Marijuana users are more likely to develop prediabetes than those who have never used the drug, according to a new study by a University of Minnesota researcher.
The results published in the journal Diabetologia found users of marijuana had higher odds of developing prediabetes, but found no link to full-blown Type 2 diabetes. (Prediabetes involves a blood sugar level that is elevated but is not high enough to be considered Type 2, the Mayo Clinic says.)
The study led by Michael Bancks of the U of M's School of Public Health found current marijuana users had a 65 percent greater risk of developing prediabetes, while past users – those who had used the drug 100 times in their lives – showed a 49 percent greater risk, Medical News Today reports.
As Medscape notes, the study looked at more than 3,000 participants in four U.S. urban areas when they were about 32 years old and again when they were 50.
Are the munchies really the cause?
The National Health Service of the United Kingdom looked over Bancks' study and issued a statement on it, pointing out the difficulty in establishing a cause and effect relationship between marijuana and prediabetes when many other factors – notably diet – are connected to each.

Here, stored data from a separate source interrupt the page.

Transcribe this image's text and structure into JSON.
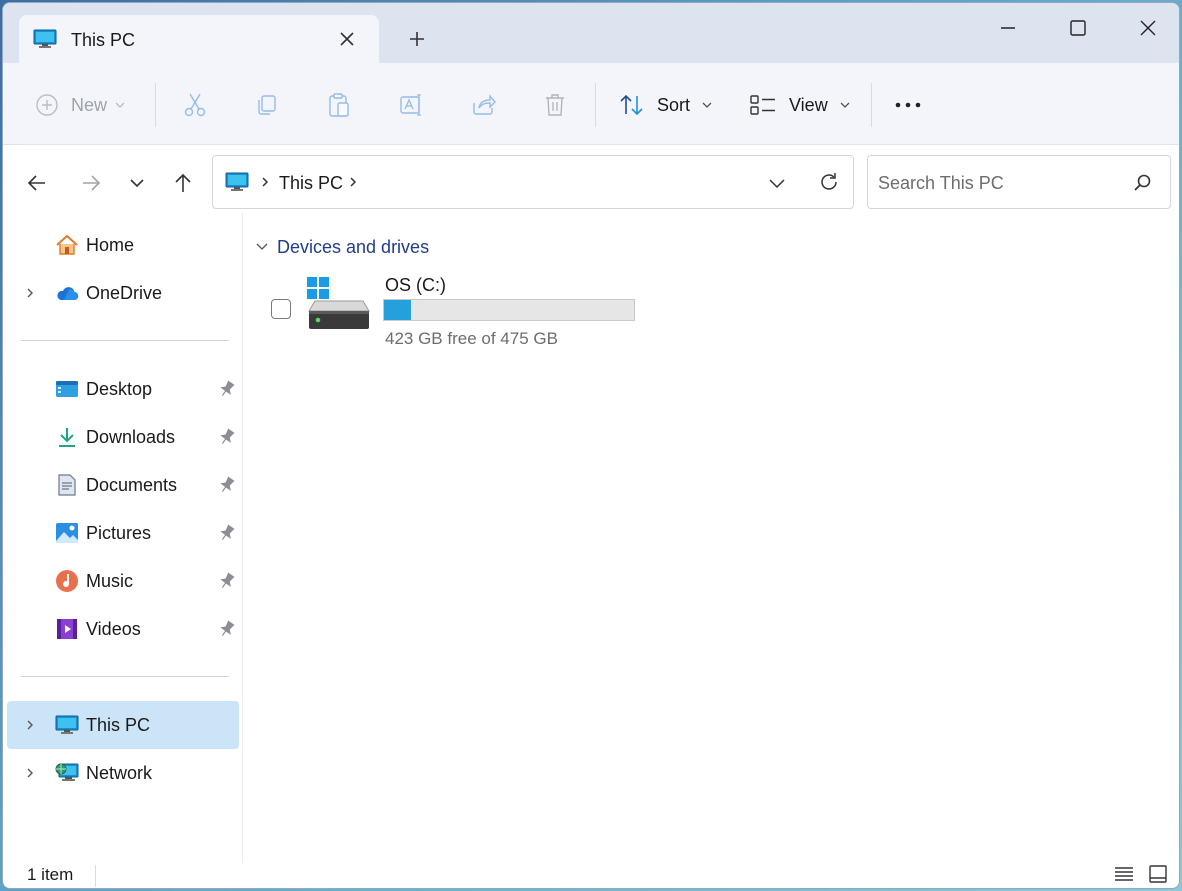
{
  "window": {
    "tab_title": "This PC",
    "controls": {
      "minimize": "minimize-icon",
      "maximize": "maximize-icon",
      "close": "close-icon"
    }
  },
  "toolbar": {
    "new_label": "New",
    "sort_label": "Sort",
    "view_label": "View",
    "icons": [
      "cut-icon",
      "copy-icon",
      "paste-icon",
      "rename-icon",
      "share-icon",
      "delete-icon",
      "more-icon"
    ]
  },
  "address": {
    "crumbs": [
      "This PC"
    ]
  },
  "search": {
    "placeholder": "Search This PC"
  },
  "sidebar": {
    "items": [
      {
        "label": "Home"
      },
      {
        "label": "OneDrive"
      },
      {
        "label": "Desktop"
      },
      {
        "label": "Downloads"
      },
      {
        "label": "Documents"
      },
      {
        "label": "Pictures"
      },
      {
        "label": "Music"
      },
      {
        "label": "Videos"
      },
      {
        "label": "This PC"
      },
      {
        "label": "Network"
      }
    ]
  },
  "content": {
    "group_label": "Devices and drives",
    "drives": [
      {
        "name": "OS (C:)",
        "free_text": "423 GB free of 475 GB",
        "used_fraction": 0.109
      }
    ]
  },
  "status": {
    "item_count": "1 item"
  },
  "colors": {
    "accent": "#26a0da",
    "selected": "#cce4f7",
    "group_header": "#1f3d8a"
  }
}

In particular, the National Health Service makes note of one of marijuana's best-known side effects and suggests that may be the real link to blood sugar.
"Cannabis is a notorious appetite stimulant – know(n) as "the munchies", which often leads users to eat energy-rich, nutritiously poor snacks, such as crisps and sweets. If there is a link, it's possible that diet could be having an effect on diabetes risk, rather than cannabis itself."
Or, as Wired put it earlier this year, marijuana is a gateway drug "... to things like chocolate-dipped pretzels and salted-caramel ice cream."
In Great Britain, Vice reports that a pro-cannabis group has attacked Bancks' study as "awful research."